Ох и галдеж поднялся. Чуть машину на запчасти не разнесли.
Иван, насмотревшись да наслушавшись, решил посильно выручить товарищей — из сэкономленных за дорогу десять рублей своей бригаде выложил и еще десять — в долг тем, кому Азиков присоветовал.
Кто-то вслед за ним тоже расщедрился, ну и постепенно отоварились.
Утихомирились.
Выкупили сколько смогли и отправились бражничать, поминая Ивана как родного сына.
— Стол, пеночник! Живо!
Гаврила Нилыч минуту повздыхал, потом вздернул себя и засуетился.
— Ружье возьму. Авось кого подстрелю.
— Не дури, — сказал Пашка. — Где? Кого?
— Не твоего ума дело. Ты давай костер разжигай.
— Пять минут, — ограничил Азиков. — Выдыхается.
— Ну, Коля. Народ мясного просит. Праздник.
— Пять, слышал? Пять!
Гаврила Нилыч охнул, подхватился и побежал, смешно карабкаясь по камням на скалистый взгорок.
Ржагин и Пашка занялись костром, Евдокимыч сходил по трапу на бот и принес приемник и копченого омуля по штуке на каждого. Перелюба поставил греть воду.
Бригады, растянувшись вдоль берега, сбились в кучки возле своих кострищ. Потянуло вкусным дымком.
За мыском, неподалеку от лагеря, ударил выстрел. Следом еще и еще.
— Мутило луковое, — проворчал Азиков; он полулежал у костра, заискивающе склонившись над приемником, как бы выпрашивая у него программу повеселее.
На всхолмье вскоре показался Гаврила Нилыч. Сидя, охая, потешно скатился вниз.
— Дура голая! Ружье!
— Слежу, Коля, — отвечал радостно Гаврила Нилыч. — Я слежу, — подошел и по-хозяйски отогнал от костра Пашку и Ржагина. Полы телогрейки его топорщились, он там что-то старательно прятал. — Я не я, а навар будет.
Пашка, усаживаясь рядом с бригадиром, съязвил:
— Воробьев насшибал и лыбится.
Стол устроили так, чтоб не мешала надымь от костра. И в ожидании разлеглись.
Гаврила Нилыч, ощипав, торопливо разделывал птицу.
— Ну, скоро ты, пеночник?
— Момент, Коля. Момент.
На старой газете, скучая, тоже дожидались начала шесть крупных обломков очерствелой буханки и шесть очищенных копченых омулей.
— Ну его в баню, — сказал Пашка. — Давай пока по махонькой.
— А правда. Давай.
Чокнувшись кружками, выпили.
— Готово, ребятки!
— Неси!
Гаврила Нилыч разлил по мискам резко пахнущее варево. Вторая бутылка оббежала кружки и, опустев, легла за камень — под бочок к уже забытой первой.
— Чтоб не скучно жилось, — предложил бригадир, и все бодро чокнулись.
— Ого! — не удержался Ржагин, заглянув в миску. — Ай да Гаврила Нилыч. Неужели бульон с фрикадельками?
Гаврила Нилыч построжел лицом и гордо, с достоинством подтвердил:
— Он самый.
Горчило, но ничего, есть можно.
— Недоделок ты все-таки, — сказал Азиков, но беззлобно, как бы и в похвалу повару. — Надо было в гору лезть. Да их вон кругом навалом.

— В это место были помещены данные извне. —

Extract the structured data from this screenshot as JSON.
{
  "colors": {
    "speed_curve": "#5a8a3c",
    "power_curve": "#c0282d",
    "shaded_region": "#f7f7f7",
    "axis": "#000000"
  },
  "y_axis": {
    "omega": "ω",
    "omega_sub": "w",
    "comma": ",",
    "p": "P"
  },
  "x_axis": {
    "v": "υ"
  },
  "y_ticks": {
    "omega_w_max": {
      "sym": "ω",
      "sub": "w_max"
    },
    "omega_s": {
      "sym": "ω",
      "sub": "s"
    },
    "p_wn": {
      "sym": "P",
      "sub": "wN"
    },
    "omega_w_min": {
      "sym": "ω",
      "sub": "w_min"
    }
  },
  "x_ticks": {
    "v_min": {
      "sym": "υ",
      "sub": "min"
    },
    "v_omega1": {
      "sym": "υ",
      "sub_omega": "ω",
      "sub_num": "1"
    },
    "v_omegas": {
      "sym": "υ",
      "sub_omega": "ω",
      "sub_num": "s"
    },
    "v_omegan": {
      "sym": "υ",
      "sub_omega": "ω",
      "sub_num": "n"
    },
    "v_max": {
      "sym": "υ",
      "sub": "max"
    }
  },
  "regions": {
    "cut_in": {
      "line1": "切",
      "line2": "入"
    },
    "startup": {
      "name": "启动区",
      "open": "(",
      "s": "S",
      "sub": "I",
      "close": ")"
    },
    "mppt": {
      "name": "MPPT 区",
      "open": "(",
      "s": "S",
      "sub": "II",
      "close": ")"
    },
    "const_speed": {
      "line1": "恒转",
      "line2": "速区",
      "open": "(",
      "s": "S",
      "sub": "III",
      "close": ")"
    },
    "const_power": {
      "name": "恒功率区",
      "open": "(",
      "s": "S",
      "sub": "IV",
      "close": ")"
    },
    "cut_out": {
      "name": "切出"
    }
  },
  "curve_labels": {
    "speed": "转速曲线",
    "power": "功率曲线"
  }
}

— Думал, зайца увижу. Или еще кого.
— Думал он. Разливай, Евдокимыч.
Еще одну опорожнили.
— А кого мы едим? — тихо спросил Ржагин Пашку.

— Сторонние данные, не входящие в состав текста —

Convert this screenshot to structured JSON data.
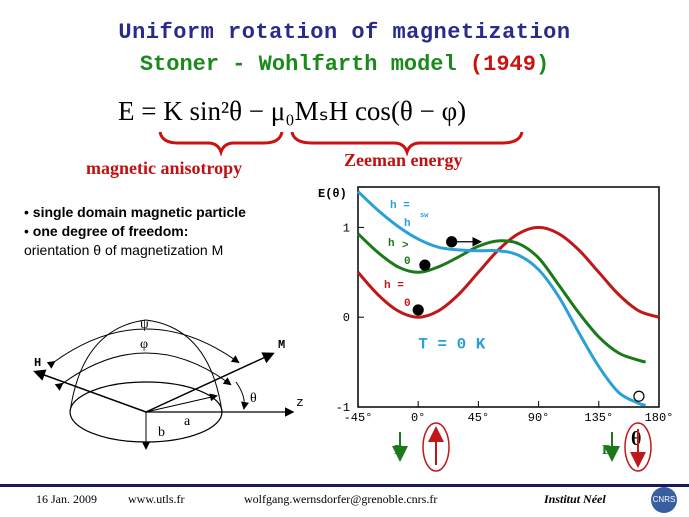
{
  "title": {
    "line1": "Uniform rotation of magnetization",
    "line2_main": "Stoner - Wohlfarth model",
    "line2_year": "(1949",
    "line2_close": ")"
  },
  "formula": {
    "text": "E = K sin²θ − μ₀MₛH cos(θ − φ)"
  },
  "labels": {
    "anisotropy": "magnetic anisotropy",
    "zeeman": "Zeeman energy"
  },
  "bullets": {
    "b1": "single domain magnetic particle",
    "b2": "one degree of freedom:",
    "b3": "orientation θ  of magnetization M"
  },
  "sketch": {
    "psi": "ψ",
    "phi": "φ",
    "H": "H",
    "M": "M",
    "theta": "θ",
    "z": "z",
    "a": "a",
    "b": "b"
  },
  "chart_data": {
    "type": "line",
    "ylabel": "E(θ)",
    "xlabel": "θ",
    "xlim": [
      -45,
      180
    ],
    "ylim": [
      -1,
      1.45
    ],
    "x_ticks": [
      "-45°",
      "0°",
      "45°",
      "90°",
      "135°",
      "180°"
    ],
    "x_tick_values": [
      -45,
      0,
      45,
      90,
      135,
      180
    ],
    "y_ticks": [
      "1",
      "0",
      "-1"
    ],
    "y_tick_values": [
      1,
      0,
      -1
    ],
    "annotation": "T = 0 K",
    "series": [
      {
        "name": "h = 0",
        "color": "#c01818",
        "x": [
          -45,
          -30,
          -15,
          0,
          15,
          30,
          45,
          60,
          75,
          90,
          105,
          120,
          135,
          150,
          165,
          180
        ],
        "y": [
          0.5,
          0.25,
          0.07,
          0.0,
          0.07,
          0.25,
          0.5,
          0.75,
          0.93,
          1.0,
          0.93,
          0.75,
          0.5,
          0.25,
          0.07,
          0.0
        ]
      },
      {
        "name": "h > 0",
        "color": "#1a7a1a",
        "x": [
          -45,
          -30,
          -15,
          0,
          15,
          30,
          45,
          60,
          75,
          90,
          105,
          120,
          135,
          150,
          165,
          170
        ],
        "y": [
          0.93,
          0.72,
          0.56,
          0.5,
          0.56,
          0.67,
          0.79,
          0.85,
          0.82,
          0.66,
          0.36,
          0.05,
          -0.22,
          -0.4,
          -0.48,
          -0.5
        ]
      },
      {
        "name": "h = h_sw",
        "color": "#2aa0d8",
        "x": [
          -45,
          -30,
          -15,
          0,
          15,
          30,
          45,
          60,
          75,
          90,
          105,
          120,
          135,
          150,
          165,
          170
        ],
        "y": [
          1.4,
          1.19,
          1.01,
          0.87,
          0.78,
          0.75,
          0.74,
          0.74,
          0.69,
          0.53,
          0.23,
          -0.17,
          -0.55,
          -0.84,
          -0.96,
          -0.98
        ]
      }
    ],
    "series_labels": {
      "hsw_a": "h =",
      "hsw_b": "h",
      "hsw_c": "sw",
      "hgt_a": "h",
      "hgt_b": ">",
      "hgt_c": "0",
      "h0_a": "h =",
      "h0_b": "0"
    },
    "markers": [
      {
        "x": 0,
        "y": 0.08,
        "filled": true
      },
      {
        "x": 5,
        "y": 0.58,
        "filled": true
      },
      {
        "x": 25,
        "y": 0.84,
        "filled": true,
        "arrow": true
      },
      {
        "x": 165,
        "y": -0.88,
        "filled": false
      }
    ],
    "B_label": "B"
  },
  "footer": {
    "date": "16 Jan. 2009",
    "site": "www.utls.fr",
    "email": "wolfgang.wernsdorfer@grenoble.cnrs.fr",
    "institute": "Institut Néel",
    "logo": "CNRS"
  }
}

— Чаек, кого. Не узнаешь, разве?
— Чаек?
— Не ел? — Пашка расхохотался. — Вот и пробуй. У нас все попробуешь.
Ржагин, побледнев, отставил миску.
— Ты чего, земеля? — хитро глянул на него бригадир.
— Да так.
— Ох, Гаврила. Опять, дубина, пересолил.
— Что ты, Коля. Щепотку бросил.
— А москвич вон брезгает.
— Не берите в голову, Гаврила Нилыч, — сказал Ржагин. — Просто я подумал: бульон с фрикадельками. Из чаечного мяса. Что-то невозможное. Как моя жизнь. Горчит, и не надо бы, а я нахваливаю.
— Повело, — перебил Пашка. — В дебри полез.
— Плесни, Евдокимыч.
Ржагин отполз, лег навзничь и закурил.
— Хорошо, братва, — сказал Азиков, отвалившись. — Море, костер и неба куча. Ни баб, ни начальства. Пузо битком и душа хмельная. Что еще человеку надо?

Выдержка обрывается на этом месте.